During the pandemic, another contagion besides Covid-19 threatened to ravage the world: A sovereign debt crisis. Several indebted countries, including many in Africa and also one in India’s neighbourhood, seemed on the brink of a default. That immediate threat of default and destabilisation receded, and the subject of sovereign debt was quietly deprioritised in global governance. But a recent World Bank report shows that might have been a mistake. The International Debt Report (IDR) makes for a disturbing read.
The IDR focuses specifically on external debt and classifies countries by income level. For low- and middle-income countries in general, the IDR shows that the elevated levels of external debt reached during the initial months and years of the pandemic continue to persist even after extraordinary spending requirements have gone away. Governments borrowed during the pandemic, as was right, with many doing so from outside their borders. But they have not recovered soundly enough to be able to start paying back what they borrowed. External borrowings that have not been addressed have increased by about 8 per cent over 2020 levels. Naturally, this leads to higher interest bills — and might push some countries closer to a vicious cycle of high interest payments, low growth and extended borrowing.

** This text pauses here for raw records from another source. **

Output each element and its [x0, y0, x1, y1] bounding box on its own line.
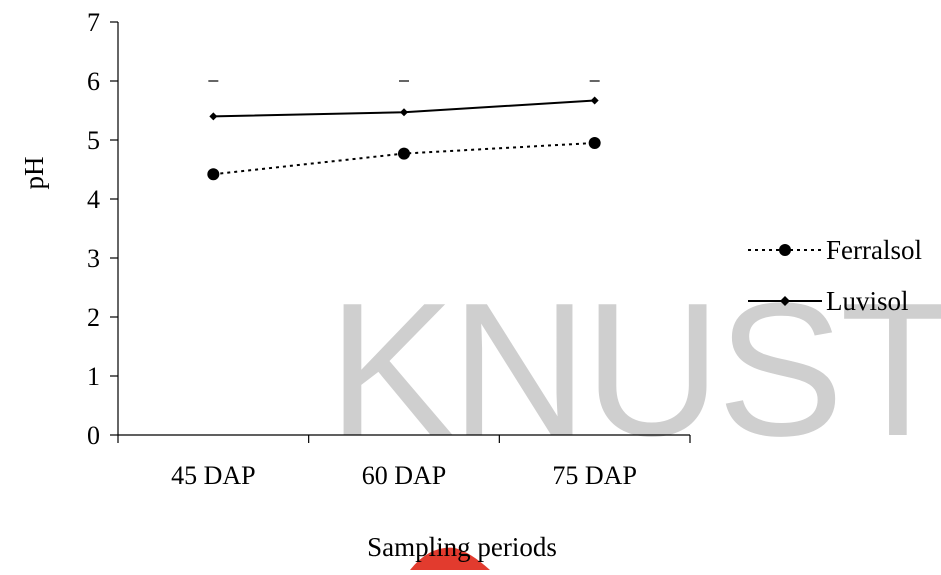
y-tick-label: 5	[87, 126, 100, 155]
legend-label-luvisol: Luvisol	[826, 286, 909, 316]
y-tick-label: 7	[87, 8, 100, 37]
y-tick-label: 6	[87, 67, 100, 96]
data-point-ferralsol	[589, 137, 601, 149]
data-point-luvisol	[400, 108, 408, 116]
x-tick-label: 60 DAP	[362, 461, 447, 490]
data-point-luvisol	[209, 112, 217, 120]
data-point-ferralsol	[398, 148, 410, 160]
legend-label-ferralsol: Ferralsol	[826, 235, 922, 265]
x-tick-label: 75 DAP	[552, 461, 637, 490]
y-tick-label: 2	[87, 303, 100, 332]
x-tick-label: 45 DAP	[171, 461, 256, 490]
x-axis-title: Sampling periods	[367, 532, 557, 562]
y-axis-title: pH	[19, 157, 49, 190]
y-tick-label: 0	[87, 421, 100, 450]
data-point-ferralsol	[207, 168, 219, 180]
data-point-luvisol	[591, 96, 599, 104]
legend-item-ferralsol: Ferralsol	[748, 235, 922, 265]
series-layer	[207, 96, 600, 180]
y-tick-label: 1	[87, 362, 100, 391]
y-tick-label: 4	[87, 185, 100, 214]
legend-marker-ferralsol	[779, 244, 791, 256]
y-tick-label: 3	[87, 244, 100, 273]
y-axis-ticks: 0 1 2 3 4 5 6 7	[87, 8, 118, 450]
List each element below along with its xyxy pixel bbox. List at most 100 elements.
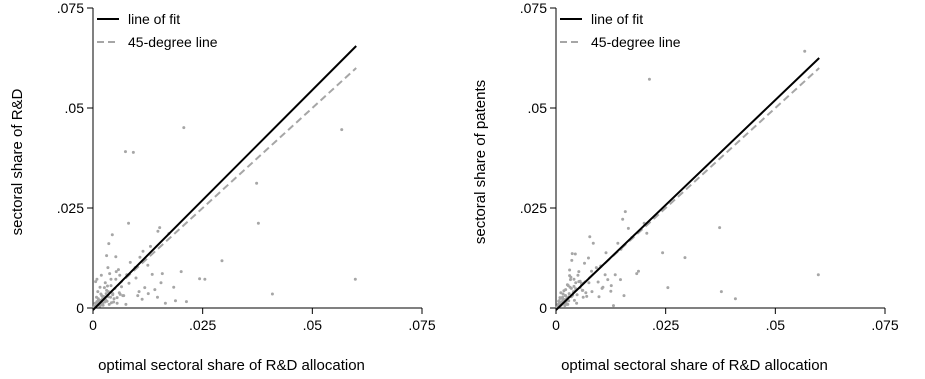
scatter-point [586,256,590,260]
scatter-point [116,268,120,272]
scatter-point [109,284,113,288]
x-tick-label: .05 [766,317,786,333]
scatter-point [621,217,625,221]
x-tick-label: 0 [552,317,560,333]
scatter-point [107,302,111,306]
scatter-point [606,278,610,282]
y-axis-title: sectoral share of R&D [9,88,26,235]
y-tick-label: .025 [57,200,84,216]
diagonal-line [92,67,357,309]
scatter-point [270,292,274,296]
scatter-point [562,289,566,293]
scatter-point [572,298,576,302]
scatter-chart-patents: 0 .025 .05 .075 0 .025 .05 .075 optimal sectoral… [472,0,899,374]
scatter-point [718,226,722,230]
x-tick-label: 0 [89,317,97,333]
scatter-point [561,292,565,296]
scatter-point [220,259,224,263]
scatter-point [584,291,588,295]
scatter-point [572,277,576,281]
scatter-point [803,49,807,53]
scatter-point [127,221,131,225]
scatter-point [128,260,132,264]
scatter-point [609,289,613,293]
scatter-point [138,255,142,259]
scatter-point [155,295,159,299]
scatter-point [719,290,723,294]
scatter-point [591,241,595,245]
scatter-point [99,292,103,296]
scatter-point [123,150,127,154]
scatter-point [564,294,568,298]
scatter-point [153,288,157,292]
scatter-point [567,292,571,296]
scatter-chart-rd: 0 .025 .05 .075 0 .025 .05 .075 optimal sectoral… [9,0,436,374]
scatter-point [635,272,639,276]
scatter-point [616,241,620,245]
x-tick-label: .05 [303,317,323,333]
scatter-point [570,252,574,256]
scatter-point [588,235,592,239]
scatter-point [112,297,116,301]
scatter-point [569,275,573,279]
scatter-point [618,278,622,282]
y-tick-label: 0 [76,300,84,316]
y-tick-label: .025 [520,200,547,216]
fit-line [555,57,820,311]
scatter-panel-rd: 0 .025 .05 .075 0 .025 .05 .075 optimal sectoral… [0,0,462,379]
scatter-point [158,226,162,230]
scatter-point [160,272,164,276]
scatter-point [661,251,665,255]
scatter-point [96,290,100,294]
scatter-point [131,150,135,154]
scatter-point [159,281,163,285]
scatter-point [581,295,585,299]
scatter-point [590,269,594,273]
scatter-point [255,181,259,185]
scatter-point [577,270,581,274]
scatter-point [146,292,150,296]
scatter-point [102,286,106,290]
scatter-point [626,226,630,230]
scatter-point [585,294,589,298]
scatter-point [622,294,626,298]
scatter-point [103,281,107,285]
scatter-point [578,279,582,283]
x-tick-label: .025 [652,317,679,333]
scatter-point [568,278,572,282]
scatter-point [340,128,344,132]
scatter-point [184,300,188,304]
x-axis-title: optimal sectoral share of R&D allocation [561,357,828,374]
x-tick-label: .025 [189,317,216,333]
scatter-point [604,251,608,255]
scatter-point [600,286,604,290]
y-tick-label: .05 [65,100,85,116]
scatter-point [609,284,613,288]
scatter-point [140,297,144,301]
scatter-point [150,272,154,276]
y-tick-label: .075 [57,0,84,16]
scatter-point [565,283,569,287]
scatter-point [118,273,122,277]
scatter-point [115,296,119,300]
scatter-point [597,295,601,299]
scatter-point [636,269,640,273]
scatter-point [124,302,128,306]
scatter-point [816,273,820,277]
scatter-panel-patents: 0 .025 .05 .075 0 .025 .05 .075 optimal sectoral… [463,0,925,379]
scatter-point [645,231,649,235]
scatter-point [647,77,651,81]
scatter-point [590,290,594,294]
scatter-point [99,273,103,277]
scatter-point [105,254,109,258]
scatter-point [104,292,108,296]
scatter-point [603,273,607,277]
scatter-point [733,297,737,301]
scatter-point [109,277,113,281]
scatter-point [574,281,578,285]
scatter-point [107,242,111,246]
scatter-point [163,301,167,305]
scatter-point [567,299,571,303]
scatter-point [134,276,138,280]
scatter-point [558,296,562,300]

The effect on the poorest and most vulnerable countries — the 75 or so considered poor enough to borrow from the International Development Association, a wing of the World Bank Group — is even more stark. According to the IDR, the external debt for these countries has risen 18 per cent since the pandemic to cross $1 trillion. It is also noteworthy that although the external debt levels for all low- and middle-income countries seems high but static, there continues to be a yearly upward trend for these poorest countries. The long-term economic scarring of the pandemic has clearly not been addressed. No serious attempt has been made to assist countries in repaying pandemic-era debt. Some efforts were made in this direction in 2021 and 2022, including during India’s presidency of the G20. But it would be futile to deny that, in the absence of a rolling crisis of defaults, the energy has been sucked out of that effort.
This is dangerous complacency. As debt levels increase, macroeconomic stability is rendered more fragile. Any country can prove then to be the domino that would set off a renewed crisis — one which would raise costs for the broader developing world, including India, and disrupt supply chains, besides causing great social distress. The question is why efforts to address this problem have not really worked. Any answer would have to contend with the change in borrowing patterns since the 1980s, when solutions to tackle debt crises first evolved. The presence of China and Chinese state banks as large lenders has significantly muddied the picture. Clear divisions drawn between bilateral, multilateral, and commercial capital in the 1980s were designed for market economies; they struggle to adapt to China’s state-led financial sector. Geopolitical distrust has only grown since 2020, and that has played a part as well. But, whatever the reason, the IDR is another reminder of a festering problem that requires more attention from global policy makers. However, it is also critical for economies to keep borrowings in check and not leave a burden for coming generations, as highlighted by Union Finance Minister Nirmala Sitharaman on Wednesday.